応瑒徳璉(おうとうとくれん)

応瑒徳璉(おうとうとくれん) 

三国志巻二一 魏書二一など

一七五?~二一七

豫州汝南郡南頓県(現在の河南省周口市項城市)


・ 代々漢に仕えた学者の家系。叔父は『風俗通』(当時の習俗や民間信仰をまとめた書)の著者応劭(しょう)。応瑒自身も学術書をまとめようとしていたらしいが、完成前に病没している。


・騒乱により各地を転々とし、当時多くの文人のパトロンであった曹操のもとに身を寄せた。官渡・烏林の戦いに従軍し、文書に関わる仕事をしたと考えられる。その後208年ごろ登用され、丞相掾属、平原侯庶子、五官将文学を務めた。


・応瑒本人の作品から、地位は低く朝廷での地盤も不安定であったことが推察できる。


・平原侯庶子から五官将文学への転任は、左遷された劉楨の後釜人事であった可能性がある。とんだとばっちりだが、詩人でありながら学者肌でもあった彼にとっては文学という職に就くことができたことは幸運であったかもしれない。

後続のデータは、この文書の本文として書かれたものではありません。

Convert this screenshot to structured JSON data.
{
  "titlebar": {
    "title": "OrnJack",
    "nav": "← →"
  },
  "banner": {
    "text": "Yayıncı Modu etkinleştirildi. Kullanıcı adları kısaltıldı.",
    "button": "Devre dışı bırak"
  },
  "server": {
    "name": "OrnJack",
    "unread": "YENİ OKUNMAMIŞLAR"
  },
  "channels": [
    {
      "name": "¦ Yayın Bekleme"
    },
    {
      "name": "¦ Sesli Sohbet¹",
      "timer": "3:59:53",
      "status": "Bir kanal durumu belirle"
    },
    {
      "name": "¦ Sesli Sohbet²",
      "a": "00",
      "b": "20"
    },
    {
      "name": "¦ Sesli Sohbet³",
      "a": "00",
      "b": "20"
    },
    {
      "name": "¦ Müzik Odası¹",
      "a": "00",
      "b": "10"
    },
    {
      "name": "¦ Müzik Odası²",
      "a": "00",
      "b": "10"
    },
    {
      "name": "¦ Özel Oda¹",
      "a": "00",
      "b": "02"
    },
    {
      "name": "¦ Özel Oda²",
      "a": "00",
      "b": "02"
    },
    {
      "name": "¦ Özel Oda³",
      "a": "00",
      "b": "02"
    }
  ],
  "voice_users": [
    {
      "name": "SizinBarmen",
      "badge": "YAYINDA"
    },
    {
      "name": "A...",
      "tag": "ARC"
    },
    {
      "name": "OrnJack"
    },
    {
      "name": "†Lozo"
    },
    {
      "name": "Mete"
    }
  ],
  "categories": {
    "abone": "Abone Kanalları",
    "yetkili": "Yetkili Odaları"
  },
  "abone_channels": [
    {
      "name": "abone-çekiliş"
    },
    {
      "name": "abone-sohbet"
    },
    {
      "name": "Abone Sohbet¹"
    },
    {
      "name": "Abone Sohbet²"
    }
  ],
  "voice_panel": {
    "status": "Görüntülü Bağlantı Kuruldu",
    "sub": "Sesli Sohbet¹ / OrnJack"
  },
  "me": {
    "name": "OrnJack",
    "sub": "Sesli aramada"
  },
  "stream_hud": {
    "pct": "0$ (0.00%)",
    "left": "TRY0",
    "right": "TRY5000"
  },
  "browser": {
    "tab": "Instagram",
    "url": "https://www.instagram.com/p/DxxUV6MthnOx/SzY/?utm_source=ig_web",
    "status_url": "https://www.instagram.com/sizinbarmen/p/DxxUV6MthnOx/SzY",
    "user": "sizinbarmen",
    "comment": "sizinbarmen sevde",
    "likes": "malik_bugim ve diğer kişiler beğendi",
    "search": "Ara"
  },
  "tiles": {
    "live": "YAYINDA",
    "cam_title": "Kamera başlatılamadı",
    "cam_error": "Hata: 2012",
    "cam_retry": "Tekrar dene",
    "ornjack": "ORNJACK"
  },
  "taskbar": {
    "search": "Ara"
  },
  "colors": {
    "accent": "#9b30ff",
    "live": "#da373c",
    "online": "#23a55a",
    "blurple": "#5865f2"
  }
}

・代々漢王朝に仕える学者一族。また弟は異色の詩人応璩。

名家に生まれながら放浪を経験した応瑒は、生涯流浪を詠んだ。


175年(熹平四年)応瑒誕生?

190年(初平元年)応瑒約十六歳、董卓の長安遷都により家財を失い放浪生活が始まる。

205年(建安十年)応瑒約三一歳、曹操の北征に従軍する。

208年(建安十三年)曹操が丞相に就任。まず丞相掾属(曹操直属)となる。

211年(建安十六年)曹丕が五官中郎将に就任。この頃平原侯(曹植)に仕えたか。

213年(建安十八年)曹操が魏公に就任する。この頃には五官将(曹丕)に仕えている。

応瑒は立身して後も三曹の間をうつろうことになった。

216年(建安二一年)曹操が魏王に進む。宴会詩が盛況する。

217年(建安二二年)応瑒約四三歳、疫病により死去。


○作品紹介

「侍五官中郎将建章臺集詩」

朝雁鳴雲中、音響一何哀。

朝雁雲中に鳴く、音響一つ何ぞ哀しき。

朝空を翔ける雁が立ち込める雲の中で鳴く。その響くひと声の、なんと侘しいことだろう。


雁は自分自身。曹父子に身を立てられながらも未だ不安定な身を、早朝の空を寂しく渡る一羽の雁に託してうたう。


「侍五官中郎将建章台詩」

往春翔北土、今冬客南淮。

往く春は北土を翔け、今冬は南淮に客す。

過ぎた春には北の地を翔け、この冬は南の淮水を訪れる。


「旅人の感懐」by鈴木修次『漢魏詩の研究』

応瑒の作品はあまり存しないが、平易な表現の中に身の定まらぬ姿を描く表現が散見される。